A: The updates that are installed onto the new guest OS version are publicly available and thoroughly tested hotfixes which are also being deployed to servers around the world via Windows Update and the chance negative impact to your service is extremely small.  However, the root of the question goes back to how you manage OS patches in your on-premise services - do you install directly on the production servers and assume it will work, or do you have a staging environment where you test the patches first?  You will follow the same pattern in Azure.  If you want to have a staging environment to test patches prior to production then you should configure your production service to use a fixed version OS string in the .cscfg file.  Then when a new guest OS is available you can deploy your service into the staging slot using the newest guest OS version.  After you have validated that the service works correctly on the latest guest OS you can then either do a VIP swap, or do an in-place upgrade of your production service to use the latest OS.

• Q: How long will the upgrade take?  How long will my VM be down?

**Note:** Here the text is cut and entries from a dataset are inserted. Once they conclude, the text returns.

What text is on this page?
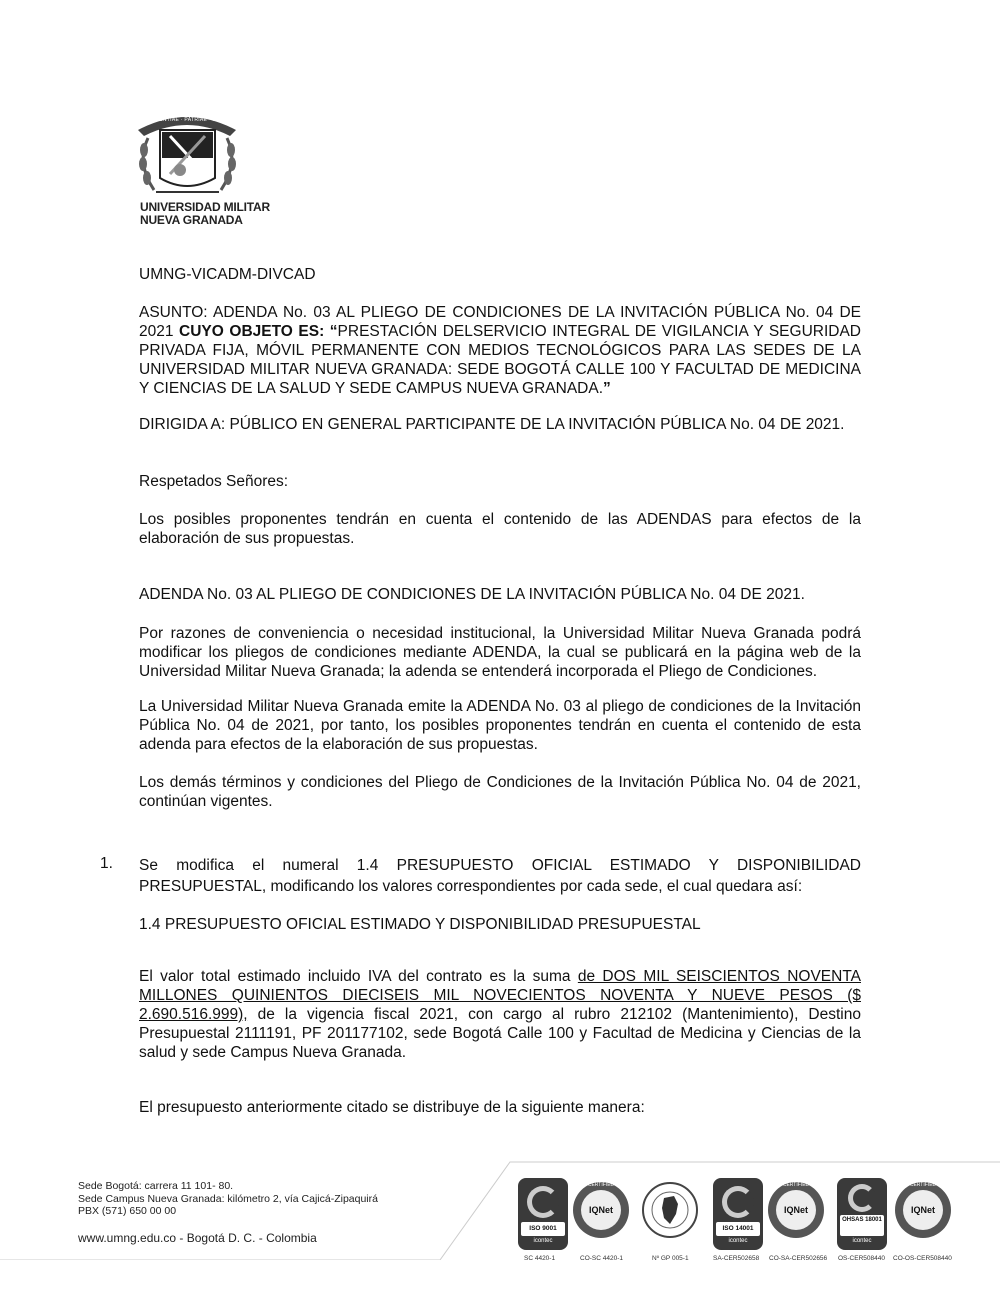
SCIENTIAE · PATRIAE · FAMILIAE
UNIVERSIDAD MILITAR
NUEVA GRANADA
UMNG-VICADM-DIVCAD

ASUNTO: ADENDA No. 03 AL PLIEGO DE CONDICIONES DE LA INVITACIÓN PÚBLICA No. 04 DE 2021 CUYO OBJETO ES: “PRESTACIÓN DELSERVICIO INTEGRAL DE VIGILANCIA Y SEGURIDAD PRIVADA FIJA, MÓVIL PERMANENTE CON MEDIOS TECNOLÓGICOS PARA LAS SEDES DE LA UNIVERSIDAD MILITAR NUEVA GRANADA: SEDE BOGOTÁ CALLE 100 Y FACULTAD DE MEDICINA Y CIENCIAS DE LA SALUD Y SEDE CAMPUS NUEVA GRANADA.”

DIRIGIDA A: PÚBLICO EN GENERAL PARTICIPANTE DE LA INVITACIÓN PÚBLICA No. 04 DE 2021.

Respetados Señores:

Los posibles proponentes tendrán en cuenta el contenido de las ADENDAS para efectos de la elaboración de sus propuestas.

ADENDA No. 03 AL PLIEGO DE CONDICIONES DE LA INVITACIÓN PÚBLICA No. 04 DE 2021.

Por razones de conveniencia o necesidad institucional, la Universidad Militar Nueva Granada podrá modificar los pliegos de condiciones mediante ADENDA, la cual se publicará en la página web de la Universidad Militar Nueva Granada; la adenda se entenderá incorporada el Pliego de Condiciones.

La Universidad Militar Nueva Granada emite la ADENDA No. 03 al pliego de condiciones de la Invitación Pública No. 04 de 2021, por tanto, los posibles proponentes tendrán en cuenta el contenido de esta adenda para efectos de la elaboración de sus propuestas.

Los demás términos y condiciones del Pliego de Condiciones de la Invitación Pública No. 04 de 2021, continúan vigentes.

1. Se modifica el numeral 1.4 PRESUPUESTO OFICIAL ESTIMADO Y DISPONIBILIDAD PRESUPUESTAL, modificando los valores correspondientes por cada sede, el cual quedara así:

1.4 PRESUPUESTO OFICIAL ESTIMADO Y DISPONIBILIDAD PRESUPUESTAL

El valor total estimado incluido IVA del contrato es la suma de DOS MIL SEISCIENTOS NOVENTA MILLONES QUINIENTOS DIECISEIS MIL NOVECIENTOS NOVENTA Y NUEVE PESOS ($ 2.690.516.999), de la vigencia fiscal 2021, con cargo al rubro 212102 (Mantenimiento), Destino Presupuestal 2111191, PF 201177102, sede Bogotá Calle 100 y Facultad de Medicina y Ciencias de la salud y sede Campus Nueva Granada.

El presupuesto anteriormente citado se distribuye de la siguiente manera:

Sede Bogotá: carrera 11 101- 80.
Sede Campus Nueva Granada: kilómetro 2, vía Cajicá-Zipaquirá
PBX (571) 650 00 00
www.umng.edu.co - Bogotá D. C. - Colombia
ISO 9001
icontec
SC 4420-1
IQNet
CERTIFIED
CO-SC 4420-1	Nº GP 005-1
ISO 14001
icontec
SA-CER502658
IQNet
CERTIFIED
CO-SA-CER502656
OHSAS 18001
icontec
OS-CER508440
IQNet
CERTIFIED
CO-OS-CER508440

A: There is a common misconception that the more patches being applied, the longer the update will take.  This is based on the belief that the upgrade works similar to how a Windows Update upgrade happens on your local desktop machine where a bunch of patches are copied to Windows and installed with subsequent reboots, but this is not how upgrading works in Azure.  When a new OS version is being released in Azure, the OS team will take the latest image, apply the patches, and then save a new VHD with this new base image.  This base image is then copied to a repository in Azure.  When the fabric is instructed to do an OS upgrade it will first make a copy pass where it copies this new base image VHD to the hard disks on each server in the datacenter that is going to be upgraded.  Once this copy process is finished the fabric will begin the upgrade process, following the normal upgrade domain rules.  When a given host is going to be updated the fabric will do a graceful shutdown of the OS and then start a new VM using the new base image.  So the time it takes to upgrade a given VM is the time it takes to do a graceful Windows shutdown + the time it takes to start Windows.